Wednesday, June 3, 2009

Rhinos and Other Hlane Highlights


Yesterday I finally got the opportunity to check out Hlane Royal Nature Reserve. After driving for an hour through Manzini toward Siteki on a poorly sign-posted road, we finally turned onto the dirt road to the main camp in Hlane. We decided to take a drive in my old Fiat before the safari tour started. The first thing we saw was a momma and baby white rhino running through the bush. The preverbial “they” say that you can tell a black rhino from a white one by the way they treat their babies. Black rhinos, like many black women in Swaziland who tie their children to their back, will run ahead of their babies in the wild. On the other hand, white rhinos, like white women in Swaziland who hold their babies on their chest, will have their babies ahead of them.

Some of yesterdays Hlane Highlights include:

1. Learning that lions’ balls hang backwards behind their legs rather than down between their legs. This not only looks odd, but causes them to pee backwards.

2. Watching a herd of prehistoric white rhinos relax next to the watering hole while eating a tasty cheese and tomato sandwitch.

3. Seeing the most beautiful sunset on the drive home. It looked like the illustrators of South Park found Jesus and, instead of making paper cutouts of fowl mouthed elementary school students, decided to cut out black and blue layers of mountain and laid them on top of an electric purple sunset.

4. Seeing a ginate python slither behind a termite hill. We only saw a small segment of it but, judging by the thickness, it was a formidable snake!

5. Watching a baby elephant sloshing through the verdent green ground crawlers of the muddy wateringhole surrounded by the dead dry grasses of Swaziland winter. Excitement added by the fact that the Big Momma elephant doesn’t appreciate anything coming close to her baby.

6. Did I mention the rhinos? These amazinginly large beasts were laying around in the dust and mud, docile and magestic. Apparently they can charge at forty kilometers an hour, but I can’t imagine anything being so important to get these lazy guys off their backs and out of the shade.
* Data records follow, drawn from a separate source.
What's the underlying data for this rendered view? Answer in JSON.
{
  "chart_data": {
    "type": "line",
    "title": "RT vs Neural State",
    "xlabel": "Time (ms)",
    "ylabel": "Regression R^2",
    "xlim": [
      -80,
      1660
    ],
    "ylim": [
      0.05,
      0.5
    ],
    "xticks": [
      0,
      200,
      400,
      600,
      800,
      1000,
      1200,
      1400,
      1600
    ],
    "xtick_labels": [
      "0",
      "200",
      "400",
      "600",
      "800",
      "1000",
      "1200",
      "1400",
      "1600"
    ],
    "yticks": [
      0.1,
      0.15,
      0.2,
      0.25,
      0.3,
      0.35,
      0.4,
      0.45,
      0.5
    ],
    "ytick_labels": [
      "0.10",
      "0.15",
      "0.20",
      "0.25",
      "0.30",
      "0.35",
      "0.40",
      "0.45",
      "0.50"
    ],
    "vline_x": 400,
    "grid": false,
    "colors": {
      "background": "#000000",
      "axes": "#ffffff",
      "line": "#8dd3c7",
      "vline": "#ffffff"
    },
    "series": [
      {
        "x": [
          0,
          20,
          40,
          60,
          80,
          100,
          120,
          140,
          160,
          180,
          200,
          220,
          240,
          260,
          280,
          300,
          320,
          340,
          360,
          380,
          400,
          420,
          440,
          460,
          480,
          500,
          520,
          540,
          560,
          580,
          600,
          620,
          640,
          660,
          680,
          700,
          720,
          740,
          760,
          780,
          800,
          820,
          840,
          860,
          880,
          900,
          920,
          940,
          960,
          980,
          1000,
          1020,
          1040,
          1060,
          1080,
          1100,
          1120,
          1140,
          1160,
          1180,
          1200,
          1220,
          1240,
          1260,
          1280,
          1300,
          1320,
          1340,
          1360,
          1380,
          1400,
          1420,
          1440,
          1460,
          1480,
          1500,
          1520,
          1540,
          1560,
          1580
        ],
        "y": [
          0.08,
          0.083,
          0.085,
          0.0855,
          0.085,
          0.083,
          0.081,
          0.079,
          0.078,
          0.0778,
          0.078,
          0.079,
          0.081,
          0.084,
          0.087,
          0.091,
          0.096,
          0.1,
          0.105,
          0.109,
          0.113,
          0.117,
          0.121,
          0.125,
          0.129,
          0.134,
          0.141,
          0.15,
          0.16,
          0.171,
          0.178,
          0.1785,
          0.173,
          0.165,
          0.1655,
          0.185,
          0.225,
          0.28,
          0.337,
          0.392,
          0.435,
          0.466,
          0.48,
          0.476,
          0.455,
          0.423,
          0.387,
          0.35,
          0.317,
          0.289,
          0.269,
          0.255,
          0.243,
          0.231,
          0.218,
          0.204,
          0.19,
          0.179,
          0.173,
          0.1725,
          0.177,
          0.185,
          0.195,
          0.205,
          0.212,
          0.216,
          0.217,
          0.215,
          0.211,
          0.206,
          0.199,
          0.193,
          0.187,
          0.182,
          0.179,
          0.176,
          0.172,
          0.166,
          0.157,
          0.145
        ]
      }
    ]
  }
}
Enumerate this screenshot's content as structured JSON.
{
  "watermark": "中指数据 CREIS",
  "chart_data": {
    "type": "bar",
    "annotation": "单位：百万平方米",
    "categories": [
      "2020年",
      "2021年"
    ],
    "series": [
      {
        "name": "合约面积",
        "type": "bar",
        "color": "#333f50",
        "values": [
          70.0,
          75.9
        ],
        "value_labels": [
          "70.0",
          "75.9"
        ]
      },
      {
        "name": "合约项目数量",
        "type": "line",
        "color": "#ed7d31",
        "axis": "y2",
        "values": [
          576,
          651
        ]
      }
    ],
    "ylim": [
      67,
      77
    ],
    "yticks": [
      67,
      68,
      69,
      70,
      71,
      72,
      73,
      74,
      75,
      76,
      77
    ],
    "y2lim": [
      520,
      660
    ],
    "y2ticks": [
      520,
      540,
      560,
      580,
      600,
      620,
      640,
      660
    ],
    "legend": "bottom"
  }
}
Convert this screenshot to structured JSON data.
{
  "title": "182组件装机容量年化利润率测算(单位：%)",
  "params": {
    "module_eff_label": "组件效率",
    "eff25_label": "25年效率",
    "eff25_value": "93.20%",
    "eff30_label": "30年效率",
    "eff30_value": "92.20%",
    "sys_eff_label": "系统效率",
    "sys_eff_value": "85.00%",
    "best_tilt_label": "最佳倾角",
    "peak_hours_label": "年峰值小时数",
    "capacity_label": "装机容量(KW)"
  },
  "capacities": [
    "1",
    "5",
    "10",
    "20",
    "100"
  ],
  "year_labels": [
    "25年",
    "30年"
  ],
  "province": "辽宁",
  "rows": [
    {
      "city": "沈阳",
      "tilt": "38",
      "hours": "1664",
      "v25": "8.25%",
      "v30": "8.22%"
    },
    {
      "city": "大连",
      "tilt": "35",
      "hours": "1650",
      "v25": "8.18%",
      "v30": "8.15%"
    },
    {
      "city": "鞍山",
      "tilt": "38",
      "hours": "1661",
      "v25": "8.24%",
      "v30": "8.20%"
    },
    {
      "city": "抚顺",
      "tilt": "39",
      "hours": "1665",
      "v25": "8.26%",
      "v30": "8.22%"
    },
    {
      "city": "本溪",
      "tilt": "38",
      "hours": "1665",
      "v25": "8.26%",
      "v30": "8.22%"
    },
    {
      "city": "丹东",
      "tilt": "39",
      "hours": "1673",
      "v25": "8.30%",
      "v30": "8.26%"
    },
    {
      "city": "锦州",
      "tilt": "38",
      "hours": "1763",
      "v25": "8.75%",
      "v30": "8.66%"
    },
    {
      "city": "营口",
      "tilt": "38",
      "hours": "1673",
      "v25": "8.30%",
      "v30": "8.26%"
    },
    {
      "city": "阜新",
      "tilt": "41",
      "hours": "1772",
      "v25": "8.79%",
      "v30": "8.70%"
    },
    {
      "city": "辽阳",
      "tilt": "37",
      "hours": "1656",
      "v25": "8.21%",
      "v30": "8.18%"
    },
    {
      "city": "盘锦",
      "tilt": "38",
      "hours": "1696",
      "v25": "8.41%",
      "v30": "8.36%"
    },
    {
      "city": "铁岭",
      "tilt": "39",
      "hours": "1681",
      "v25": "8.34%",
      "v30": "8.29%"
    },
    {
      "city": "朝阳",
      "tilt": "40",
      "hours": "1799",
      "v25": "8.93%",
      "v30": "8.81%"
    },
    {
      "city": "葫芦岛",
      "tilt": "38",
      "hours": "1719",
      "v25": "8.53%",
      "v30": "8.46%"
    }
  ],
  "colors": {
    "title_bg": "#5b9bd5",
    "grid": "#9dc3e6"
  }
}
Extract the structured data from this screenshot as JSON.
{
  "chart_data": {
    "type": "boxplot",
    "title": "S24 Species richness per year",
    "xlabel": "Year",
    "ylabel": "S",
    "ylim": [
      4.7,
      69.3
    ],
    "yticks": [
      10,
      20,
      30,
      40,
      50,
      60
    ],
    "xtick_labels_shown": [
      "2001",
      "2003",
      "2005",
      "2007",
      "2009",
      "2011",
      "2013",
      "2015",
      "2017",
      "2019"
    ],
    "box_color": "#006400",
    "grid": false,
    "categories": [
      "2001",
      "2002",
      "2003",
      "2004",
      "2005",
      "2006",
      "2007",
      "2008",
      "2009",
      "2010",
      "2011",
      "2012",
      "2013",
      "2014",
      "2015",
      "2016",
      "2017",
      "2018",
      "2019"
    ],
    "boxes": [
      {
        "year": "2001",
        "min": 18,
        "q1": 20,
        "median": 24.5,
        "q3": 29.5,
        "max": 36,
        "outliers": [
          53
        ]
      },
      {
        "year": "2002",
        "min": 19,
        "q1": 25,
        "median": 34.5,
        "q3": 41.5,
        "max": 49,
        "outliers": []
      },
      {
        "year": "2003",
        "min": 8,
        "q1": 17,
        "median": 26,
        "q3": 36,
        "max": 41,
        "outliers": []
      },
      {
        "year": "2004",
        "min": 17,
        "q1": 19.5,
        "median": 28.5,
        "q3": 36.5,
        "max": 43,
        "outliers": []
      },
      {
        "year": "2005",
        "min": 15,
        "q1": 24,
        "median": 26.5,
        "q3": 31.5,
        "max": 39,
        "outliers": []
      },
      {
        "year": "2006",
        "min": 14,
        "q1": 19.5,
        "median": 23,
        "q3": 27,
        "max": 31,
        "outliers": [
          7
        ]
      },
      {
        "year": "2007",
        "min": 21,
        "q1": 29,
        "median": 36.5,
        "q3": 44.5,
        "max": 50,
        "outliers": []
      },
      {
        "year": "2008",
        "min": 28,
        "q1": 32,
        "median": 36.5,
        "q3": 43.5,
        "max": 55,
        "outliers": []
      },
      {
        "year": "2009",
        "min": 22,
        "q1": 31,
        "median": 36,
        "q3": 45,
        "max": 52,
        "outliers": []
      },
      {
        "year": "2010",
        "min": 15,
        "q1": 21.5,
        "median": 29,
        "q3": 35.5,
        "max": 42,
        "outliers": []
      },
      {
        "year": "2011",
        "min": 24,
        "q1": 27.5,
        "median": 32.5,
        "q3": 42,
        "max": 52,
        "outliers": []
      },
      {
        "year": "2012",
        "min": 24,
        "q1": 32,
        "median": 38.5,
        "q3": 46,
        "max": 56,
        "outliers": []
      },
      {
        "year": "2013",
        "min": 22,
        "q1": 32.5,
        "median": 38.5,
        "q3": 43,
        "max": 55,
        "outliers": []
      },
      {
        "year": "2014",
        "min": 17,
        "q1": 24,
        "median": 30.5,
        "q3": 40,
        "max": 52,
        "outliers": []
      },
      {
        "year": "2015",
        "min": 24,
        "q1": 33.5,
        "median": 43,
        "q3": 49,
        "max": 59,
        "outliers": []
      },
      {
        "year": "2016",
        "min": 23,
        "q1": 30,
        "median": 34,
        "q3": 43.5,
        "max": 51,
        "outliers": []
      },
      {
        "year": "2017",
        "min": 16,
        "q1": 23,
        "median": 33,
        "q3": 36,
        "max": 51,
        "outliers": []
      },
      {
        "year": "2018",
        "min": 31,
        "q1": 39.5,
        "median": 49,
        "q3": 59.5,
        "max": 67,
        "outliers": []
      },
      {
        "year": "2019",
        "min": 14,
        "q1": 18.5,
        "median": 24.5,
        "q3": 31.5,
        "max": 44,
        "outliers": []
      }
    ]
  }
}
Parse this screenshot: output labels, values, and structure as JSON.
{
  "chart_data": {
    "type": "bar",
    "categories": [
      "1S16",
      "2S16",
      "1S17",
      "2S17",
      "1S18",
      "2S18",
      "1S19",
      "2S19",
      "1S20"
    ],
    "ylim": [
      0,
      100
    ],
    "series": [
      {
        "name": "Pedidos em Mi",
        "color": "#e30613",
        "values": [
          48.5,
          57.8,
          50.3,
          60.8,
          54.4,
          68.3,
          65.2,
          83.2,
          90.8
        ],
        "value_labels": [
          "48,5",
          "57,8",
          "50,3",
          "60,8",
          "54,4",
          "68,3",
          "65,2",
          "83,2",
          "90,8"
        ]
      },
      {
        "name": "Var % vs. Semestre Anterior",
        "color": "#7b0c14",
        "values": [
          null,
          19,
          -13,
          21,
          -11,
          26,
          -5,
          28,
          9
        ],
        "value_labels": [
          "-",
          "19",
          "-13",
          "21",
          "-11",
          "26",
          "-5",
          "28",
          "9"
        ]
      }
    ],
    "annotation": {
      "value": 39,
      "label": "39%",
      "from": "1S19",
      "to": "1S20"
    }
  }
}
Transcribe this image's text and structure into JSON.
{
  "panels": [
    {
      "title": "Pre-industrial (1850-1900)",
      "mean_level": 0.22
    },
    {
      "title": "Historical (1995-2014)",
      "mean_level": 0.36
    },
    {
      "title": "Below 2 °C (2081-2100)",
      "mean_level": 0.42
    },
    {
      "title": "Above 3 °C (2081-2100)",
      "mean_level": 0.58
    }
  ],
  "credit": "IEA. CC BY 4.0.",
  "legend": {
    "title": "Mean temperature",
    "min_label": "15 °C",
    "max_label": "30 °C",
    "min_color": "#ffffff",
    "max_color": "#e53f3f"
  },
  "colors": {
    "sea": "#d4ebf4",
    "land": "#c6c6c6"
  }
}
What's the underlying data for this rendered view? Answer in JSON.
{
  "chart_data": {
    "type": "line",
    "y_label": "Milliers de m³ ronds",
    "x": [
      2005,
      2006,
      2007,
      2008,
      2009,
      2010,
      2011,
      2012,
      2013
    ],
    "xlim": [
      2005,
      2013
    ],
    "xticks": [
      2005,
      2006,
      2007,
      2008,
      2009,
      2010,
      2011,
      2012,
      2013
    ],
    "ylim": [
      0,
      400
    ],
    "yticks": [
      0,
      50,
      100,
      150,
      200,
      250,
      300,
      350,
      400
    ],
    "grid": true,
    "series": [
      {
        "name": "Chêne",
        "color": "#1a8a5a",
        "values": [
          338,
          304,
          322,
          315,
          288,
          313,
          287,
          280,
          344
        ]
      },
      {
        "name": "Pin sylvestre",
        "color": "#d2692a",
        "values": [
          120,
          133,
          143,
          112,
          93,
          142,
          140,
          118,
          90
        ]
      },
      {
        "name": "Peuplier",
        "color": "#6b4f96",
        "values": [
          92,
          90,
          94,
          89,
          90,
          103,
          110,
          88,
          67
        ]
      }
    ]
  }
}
7. My camera running out of batteries was also a highlight. Lets face it, the only reason to take photos while in a game park is to “prove” you were there and you were close to the animals to make your friends jelous. The pictures on the postcard they sell at the gift shop, which are taken my professionals with unlimited access and patience, are definitely better than anything I can take on my point and shoot digital camera. So by not even having the option of viewing the game reserve through the smudged screen of my digital camera, I actually enjoyed the park. I watched the wrinkles crease in an Old Man elephant’s skin; looked at lion prints and birds and piles of poop and all the fun things that don’t make great photos. I”ll Google-Image pictures of white rhinocerus when I get home. You can always find a good picture, but it’s the stories of the smell of rhino dung that count, that’s what you’re grandchildren will be impressed with when they have 3D PSPs loaded with Google Earth.